Xingrui Yu,Zhenglin Wan,David Mark Bossens,Yueming Lyu,Qing Guo,Ivor W. Tsang
2024-11-11
Abstract:Learning diverse and high-performance behaviors from a limited set of demonstrations is a grand challenge. Traditional imitation learning methods usually fail in this task because most of them are designed to learn one specific behavior even with multiple demonstrations. Therefore, novel techniques for quality diversity imitation learning are needed to solve the above challenge. This work introduces Wasserstein Quality Diversity Imitation Learning (WQDIL), which 1) improves the stability of imitation learning in the quality diversity setting with latent adversarial training based on a Wasserstein Auto-Encoder (WAE), and 2) mitigates a behavior-overfitting issue using a measure-conditioned reward function with a single-step archive exploration bonus. Empirically, our method significantly outperforms state-of-the-art IL methods, achieving near-expert or beyond-expert QD performance on the challenging continuous control tasks derived from MuJoCo environments.
Machine Learning,Artificial Intelligence
What problem does this paper attempt to address?

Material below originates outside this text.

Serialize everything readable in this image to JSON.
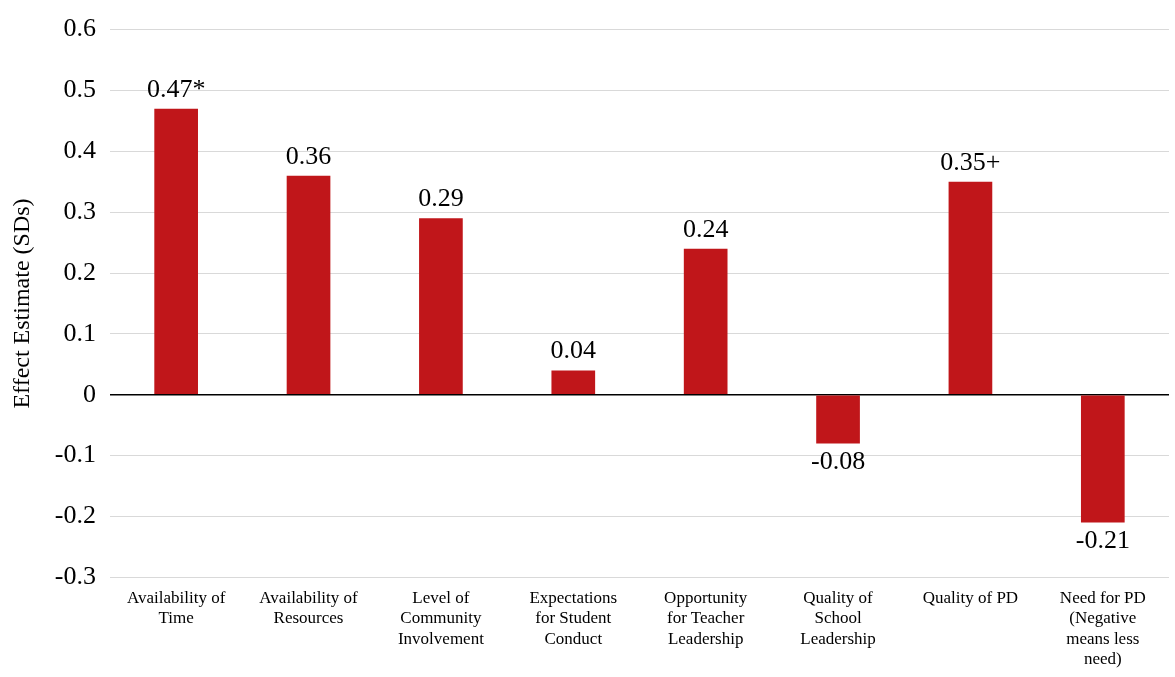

### What problems does this paper attempt to solve? This paper aims to address the challenge of learning diverse and high - performance behaviors from limited demonstration data. Traditional Imitation Learning (IL) methods usually can only learn a single specific behavior, even in the case of having multiple demonstrations. Therefore, when faced with tasks that require learning diverse behaviors, these methods often perform poorly. Specifically, the paper points out and attempts to solve the following two main problems: 1. **Training Instability**: Adversarial Imitation Learning (AIL) methods (such as GAIL) are prone to instability during the training process, resulting in performance that is not as expected. 2. **Behavior Over - fitting**: When the demonstration data contains only a few behavior patterns, adversarial imitation learning methods may over - fit these known behavior patterns, and thus fail to guide the agent to learn more diverse behaviors. To solve these problems, the paper proposes the Wasserstein Quality Diversity Imitation Learning (WQDIL) method and combines it with the Single - Step Archive Exploration (SSAE) strategy. By introducing the Wasserstein Auto - Encoder (WAE) and a metric - conditioned reward function, WQDIL can train the reward model more stably and encourage the agent to explore a more diverse behavior space, thereby achieving higher diversity and performance. In summary, the main contributions of this paper include: - Pointing out the training instability and behavior over - fitting problems in Adversarial QDIL. - Proposing the WQDIL method to improve training stability by applying Wasserstein adversarial training in the latent space of WAE. - Designing a metric - conditioned reward function and an exploration reward mechanism to alleviate the behavior over - fitting problem and promote the agent to explore more diverse behaviors. Through these improvements, WQDIL significantly outperforms existing imitation learning methods on continuous control tasks in the MuJoCo environment and can learn diverse and high - performance strategies from limited demonstration data.